Even in the absence of imaging, tumour burden can be assessed from serum levels of specific tumour markers. Low pre-therapeutic CEA level has been linked in previous studies to better survival after liver surgery or RFA [22, 2628]. In a meta-analysis of prognostic factors for survival in CRLM patients after liver resection, six of nine published studies found an increased risk, and three studies indicated no association or a decreased risk for cases with baseline CEA levels exceeding 200 ng/ml [15]. In our cohort, the median CEA level at baseline was 161 ng/ml, and we identified a cutoff value of 150 ng/ml to discriminate risk groups. Based on this cutoff, pre-therapeutic CEA proved to be an independent predictor of patient survival, yielding a hazard ratio of 2.1 in multivariate analysis (Table 3). As such, our CEA findings are consistent with previous studies on CRC patients treated with liver surgery or local ablation therapy, indicating an association between tumour burden as measured by this tumour marker serum level and the rate of disease progression.

In our training cohort, the presence or absence of extrahepatic metastases was not predictive of overall survival. This negative finding stands in contrast to other reports on baseline prognostic factors in patients with CRC [29, 30]. The discrepancy is most likely related to the extensive pretreatment and careful pre-selection of patients being considered for SIRT: only those patients with very limited extrahepatic metastases were judged as suitable candidates. Thus, no patients showing advanced extrahepatic disease in the pre-therapeutic examination—which is likely to adversely affect survival—were selected for SIRT.

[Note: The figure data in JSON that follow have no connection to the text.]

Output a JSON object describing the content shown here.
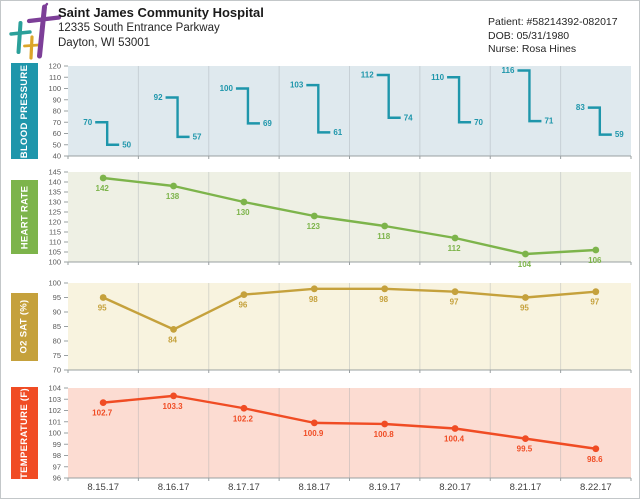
{
  "header": {
    "hospital_name": "Saint James Community Hospital",
    "address_line1": "12335 South Entrance Parkway",
    "address_line2": "Dayton, WI 53001",
    "patient_id": "Patient: #58214392-082017",
    "dob": "DOB: 05/31/1980",
    "nurse": "Nurse: Rosa Hines"
  },
  "dates": [
    "8.15.17",
    "8.16.17",
    "8.17.17",
    "8.18.17",
    "8.19.17",
    "8.20.17",
    "8.21.17",
    "8.22.17"
  ],
  "chart_data": [
    {
      "type": "hilo-bar",
      "title": "BLOOD PRESSURE",
      "categories": [
        "8.15.17",
        "8.16.17",
        "8.17.17",
        "8.18.17",
        "8.19.17",
        "8.20.17",
        "8.21.17",
        "8.22.17"
      ],
      "series": [
        {
          "name": "systolic",
          "values": [
            70,
            92,
            100,
            103,
            112,
            110,
            116,
            83
          ]
        },
        {
          "name": "diastolic",
          "values": [
            50,
            57,
            69,
            61,
            74,
            70,
            71,
            59
          ]
        }
      ],
      "ylim": [
        40,
        120
      ],
      "ystep": 10,
      "color": "#1e96ab",
      "bg": "#dfe9ee",
      "grid": true,
      "legend": "none"
    },
    {
      "type": "line",
      "title": "HEART RATE",
      "categories": [
        "8.15.17",
        "8.16.17",
        "8.17.17",
        "8.18.17",
        "8.19.17",
        "8.20.17",
        "8.21.17",
        "8.22.17"
      ],
      "values": [
        142,
        138,
        130,
        123,
        118,
        112,
        104,
        106
      ],
      "ylim": [
        100,
        145
      ],
      "ystep": 5,
      "color": "#7db44b",
      "bg": "#eef0e4",
      "grid": true,
      "legend": "none"
    },
    {
      "type": "line",
      "title": "O2 SAT (%)",
      "categories": [
        "8.15.17",
        "8.16.17",
        "8.17.17",
        "8.18.17",
        "8.19.17",
        "8.20.17",
        "8.21.17",
        "8.22.17"
      ],
      "values": [
        95,
        84,
        96,
        98,
        98,
        97,
        95,
        97
      ],
      "ylim": [
        70,
        100
      ],
      "ystep": 5,
      "color": "#c5a13c",
      "bg": "#f8f3df",
      "grid": true,
      "legend": "none"
    },
    {
      "type": "line",
      "title": "TEMPERATURE (F)",
      "categories": [
        "8.15.17",
        "8.16.17",
        "8.17.17",
        "8.18.17",
        "8.19.17",
        "8.20.17",
        "8.21.17",
        "8.22.17"
      ],
      "values": [
        102.7,
        103.3,
        102.2,
        100.9,
        100.8,
        100.4,
        99.5,
        98.6
      ],
      "ylim": [
        96,
        104
      ],
      "ystep": 1,
      "color": "#f04c24",
      "bg": "#fcdcd2",
      "grid": true,
      "legend": "none"
    }
  ]
}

There is a lack of published literature on randomized prospective trials on SIRT, and as such, the value of radioembolization has not yet been clearly defined in guidelines for the management of CRC [31, 32]. In clinical practice, SIRT is usually applied as a palliative treatment, e.g., as a bridge between two chemotherapy cycles intended to allow recovery from non-hepatic toxicity, or as adjuvant therapy for patients showing insufficient response to chemotherapy. The decision to opt for SIRT must be based on estimated risks and benefits, as radioembolization entails hospitalization and can produce serious adverse effects. The prognosis after radioembolization is a particularly important aspect for clinicians and patients involved in the decision-making process. Our new risk nomogram, which combines several pre-therapeutic parameters, thereby provided a good estimation of outcome in two independent patient cohorts. However, further validation will need to confirm its utility for CRLM patients being considered for SIRT at other institutions.

Limitations

The limitations of our study arise from its retrospective design and the limited number of patients analyzed in both the training and validation cohorts. Consequently, a definitive validation should be undertaken in a larger cohort of patients, preferably recruited prospectively at multiple centres. Many of our initial patients were excluded during pre-therapeutic evaluation, as they did not meet the inclusion criteria for radioembolization. As such, our study may suffer from selection bias, thus limiting the validity of our nomogram for cases adhering strictly to the inclusion criteria described in the “Materials and methods” section. Prior to routine follow-up 3 months after SIRT, our patients received no further cancer-directed therapy. However, we did not analyze the effect of subsequent treatments, which may have influenced survival in the late-line setting. On the other hand, the validity of our study is supported by our inclusion of easy-to-obtain variables and by its cross-validation through an external patient cohort.

Conclusions

To the best of our knowledge, we have defined the first simple model for the prediction of 1-year survival of patients with CRLM after radioembolization. The model includes four pre-therapeutic parameters, each of which independently predicted reduced survival: no liver surgery, CEA ≥ 150 ng/ml, transaminase toxicity ≥ 2.5× ULN, and CT size ≥ 10 cm. Our nomogram provided good prediction of survival in two independent patient cohorts. However, this system needs further validation in larger patient cohorts before it can be applied in clinical practice.